In [None]:
import pandas as pd

# Navigating `pandas`
Pandas is built on the `Series` and `DataFrame` types, so the first task is to get familiar with these.

## `Series`
Loosely speaking a `Series` is something like an ordered Python dictionary. It's easiest to see what I mean by this by mucking about with a simple `Series`. To do that we'll make one.

In [None]:
series = pd.Series([100, 200, 400, 800])
series

Importantly, we can't mix types in a `Series`. For example, if we include a string in the list we use to initialise `series` then it forces everything in the `Series` to have the `object` type:

In [None]:
series = pd.Series([100, 200, 400, "abc"])
series

Making everything in a `Series` the same type is one aspect of how `pandas` makes computation more efficient. In addition to its values, a `Series` has an _index_, and it can also have a _name_, and its index can have a name. In effect it is like a small data table with just one column.

In [None]:
pop2023 = pd.Series(
    [1_402_000, 202_000, 380_000, 101_000],
    index = ["Auckland", "Wellington", "Christchurch", "Dunedin"])
pop2023.name = "population_2023"
pop2023.index.name = "city"
pop2023

To access individual elements in a `Series` we should use values of its index, _not_ positional indexes.

In [None]:
pop2023["Wellington"]

This may seem confusing initially. The reason it matters is that a `Series` could have index values that are integers, and then it can be ambiguous what we mean when we use a position index.

In [None]:
confusing = pd.Series([1, 2, 3, 4], index = [10, 9, 8, 7])
confusing

In [None]:
confusing[0]


If we try to use positional indexing we'll get a warning, meaning that it will work _for now_, but the proper way to access a value in a `Series` by its position is using its `iloc` property.

In [None]:
confusing.iloc[0]

So... if you are intending to access items in a series by their position, use `.iloc[]`. Anyway, let's get back to the `pop_2023` example

In [None]:
pop2023.iloc[1]

Let's make another `Series` (note that the indexes are different, and in a different order).

In [None]:
pop2018 = pd.Series(
    [202_000, 100_000, 161_000, 1_346_000], 
    index = ["Wellington", "Dunedin", "Hamilton", "Auckland"])
pop2018.name = "population_2018"
pop2018.index.name = "city"
pop2018

Now... what happens if we combine them in some way?

In [None]:
pop2023 - pop2018

What's going on here? The `Series` objects use the `index` values to align the data and add corresponding elements, and where some element is missing (`Hamilton` is missing in the first `Series` and `Christchurch` in the second one) it arrives at a `NaN` (not a number, effectively a missing result).
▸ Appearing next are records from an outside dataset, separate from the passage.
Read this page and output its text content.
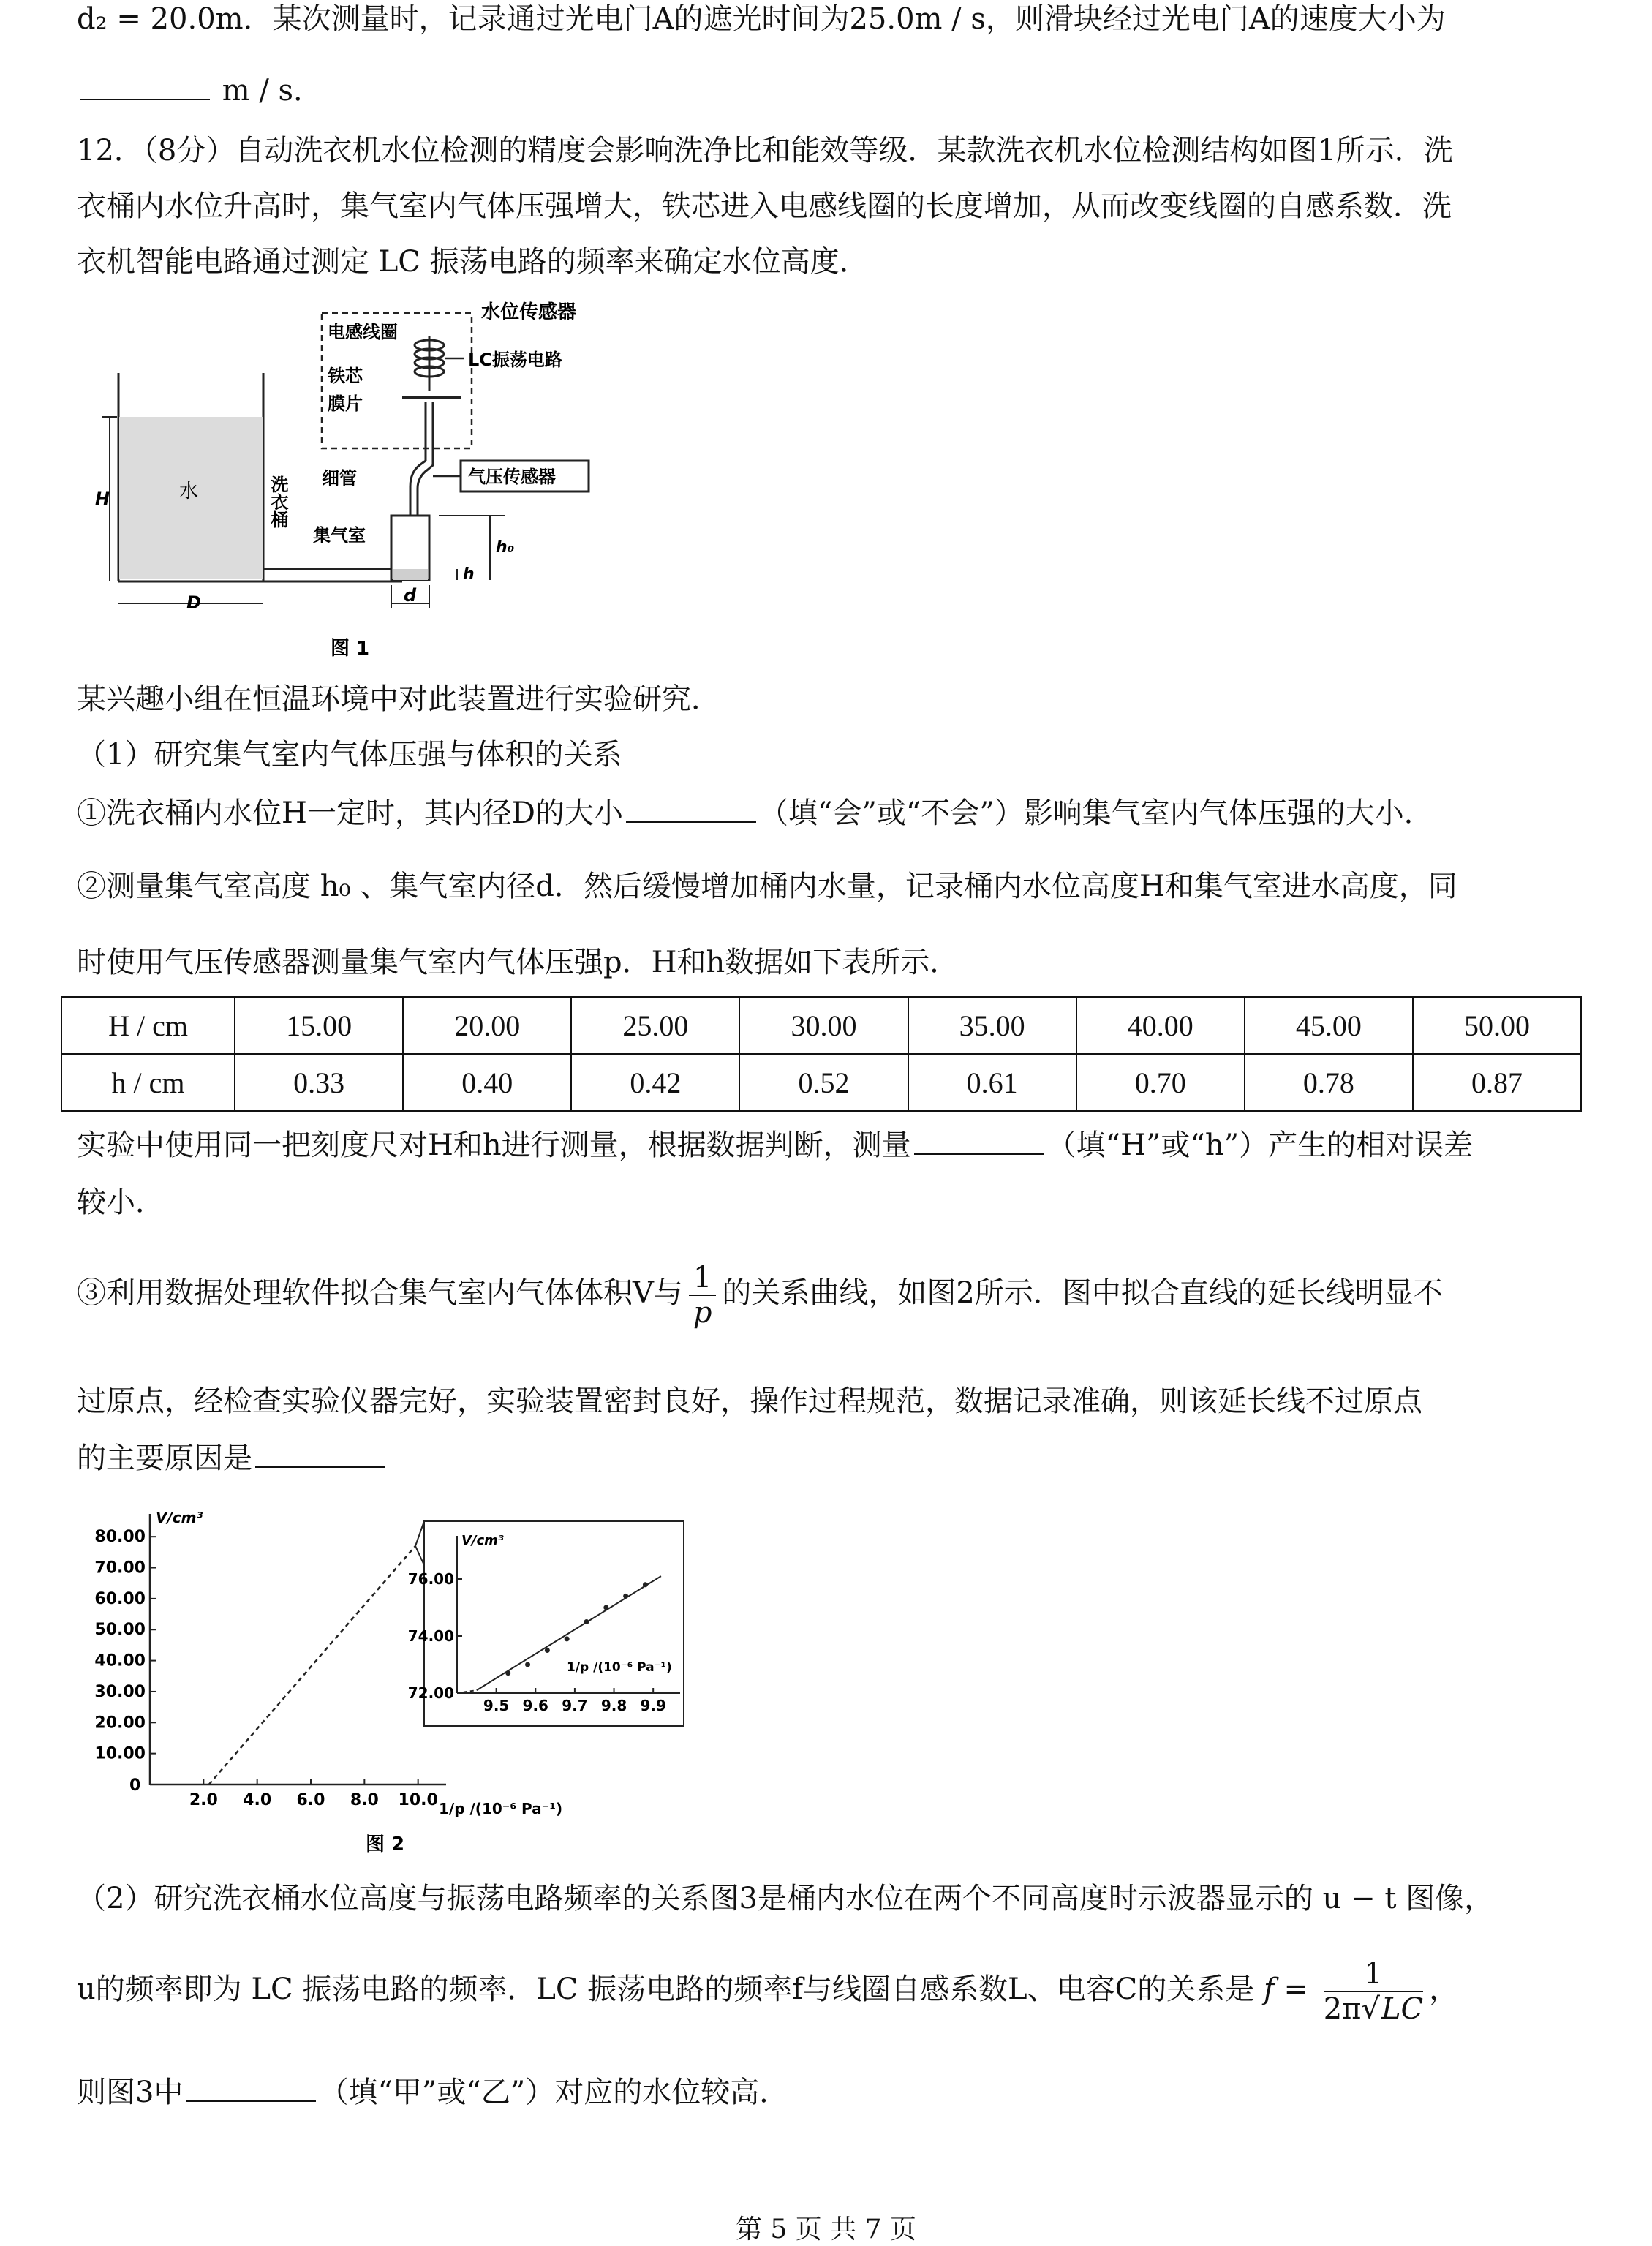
d₂ = 20.0m．某次测量时，记录通过光电门A的遮光时间为25.0m / s，则滑块经过光电门A的速度大小为
m / s．
12．（8分）自动洗衣机水位检测的精度会影响洗净比和能效等级．某款洗衣机水位检测结构如图1所示．洗
衣桶内水位升高时，集气室内气体压强增大，铁芯进入电感线圈的长度增加，从而改变线圈的自感系数．洗
衣机智能电路通过测定 LC 振荡电路的频率来确定水位高度．
水位传感器
电感线圈
铁芯
膜片
LC振荡电路
气压传感器
细管
集气室
洗衣桶
水
H
D	d
h
h₀
图 1
某兴趣小组在恒温环境中对此装置进行实验研究．
（1）研究集气室内气体压强与体积的关系
①洗衣桶内水位H一定时，其内径D的大小	（填“会”或“不会”）影响集气室内气体压强的大小．
②测量集气室高度 h₀ 、集气室内径d．然后缓慢增加桶内水量，记录桶内水位高度H和集气室进水高度，同
时使用气压传感器测量集气室内气体压强p．H和h数据如下表所示．
H / cm	15.00	20.00	25.00	30.00	35.00	40.00	45.00	50.00
h / cm	0.33	0.40	0.42	0.52	0.61	0.70	0.78	0.87
实验中使用同一把刻度尺对H和h进行测量，根据数据判断，测量	（填“H”或“h”）产生的相对误差
较小．
③利用数据处理软件拟合集气室内气体体积V与 $\frac{1}{p}$ 的关系曲线，如图2所示．图中拟合直线的延长线明显不
过原点，经检查实验仪器完好，实验装置密封良好，操作过程规范，数据记录准确，则该延长线不过原点
的主要原因是
V/cm³
0
10.00
20.00
30.00
40.00
50.00
60.00
70.00
80.00
2.0 4.0 6.0 8.0 10.0 1/p /(10⁻⁶ Pa⁻¹)
V/cm³
72.00
74.00
76.00
9.5 9.6 9.7 9.8 9.9
1/p /(10⁻⁶ Pa⁻¹)
图 2
（2）研究洗衣桶水位高度与振荡电路频率的关系图3是桶内水位在两个不同高度时示波器显示的 u − t 图像，
u的频率即为 LC 振荡电路的频率．LC 振荡电路的频率f与线圈自感系数L、电容C的关系是 $f = \frac{1}{2\pi√LC}$ ，
则图3中	（填“甲”或“乙”）对应的水位较高．
第 5 页 共 7 页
The missing results are annoying, but the more important thing here is that `Series` clearly aren't just lists a little bit dressed up! They're much more like single variable data tables.

## `DataFrame`
A `DataFrame` is a collection of `Series`, that _share the same index_.

We can combine a bunch of `Series` that share index values (even if not all index values exist in all `Series`) into a `DataFrame` using `concat`, like this:

In [None]:
pd.concat([pop2018, pop2023], axis = "columns")

That's handy if you happen to have data as `Series` already, although you will often be assembling data from a dictionary of lists, like this:

In [None]:
df = pd.DataFrame(
    data = {"pop2023": [1_402_000, 380_000, 101_000, 175_000, 202_000],
            "pop2018": [1_346_000, 358_000, 100_000, 161_000, 202_000]})
df

By default the index is integers starting at 0. But we can set something more useful.

In [None]:
df.index = ['Auckland', 'Christchurch', 'Dunedin', 'Hamilton', 'Wellington']
df.index.name = "city"
df

In [None]:
# for convenience make a copy
cities_df = df.copy()

It's important here to notice the difference between the index column and the data columns, which the notebook view helps us with by setting it on a different row than the column names. The index is not data, it's an index!

A `DataFrame` has two dimensions, and we can extract columns, rows, or individual elements accordingly. Columns are extracted by name

In [None]:
df.pop2023

And we can extract more than one column at a time by providing a list of the desired columns. The view returned will be reordered in the process.

In [None]:
df[["pop2018", "pop2023"]]

Rows are extracted using `loc` or `iloc` and returned as `Series`.

In [None]:
df.loc["Wellington"], df.iloc[4]

You can also request more than one row, and again, reorder them in the process. In this case you'll get a view on the data as a `DataFrame`.

In [None]:
df.loc[["Wellington", "Auckland", "Hamilton"]]

**IMPORTANT** most often when indexing into a `DataFrame` you are getting a view on the data, not a new `Series` or `DataFrame`. Any changes you make in the view will be applied to the 'source' data.

In [None]:
df.loc["Auckland"] = df.loc["Auckland"] + 100_000
df

This is not particularly unexpected, and might be what you want, in which case, all good!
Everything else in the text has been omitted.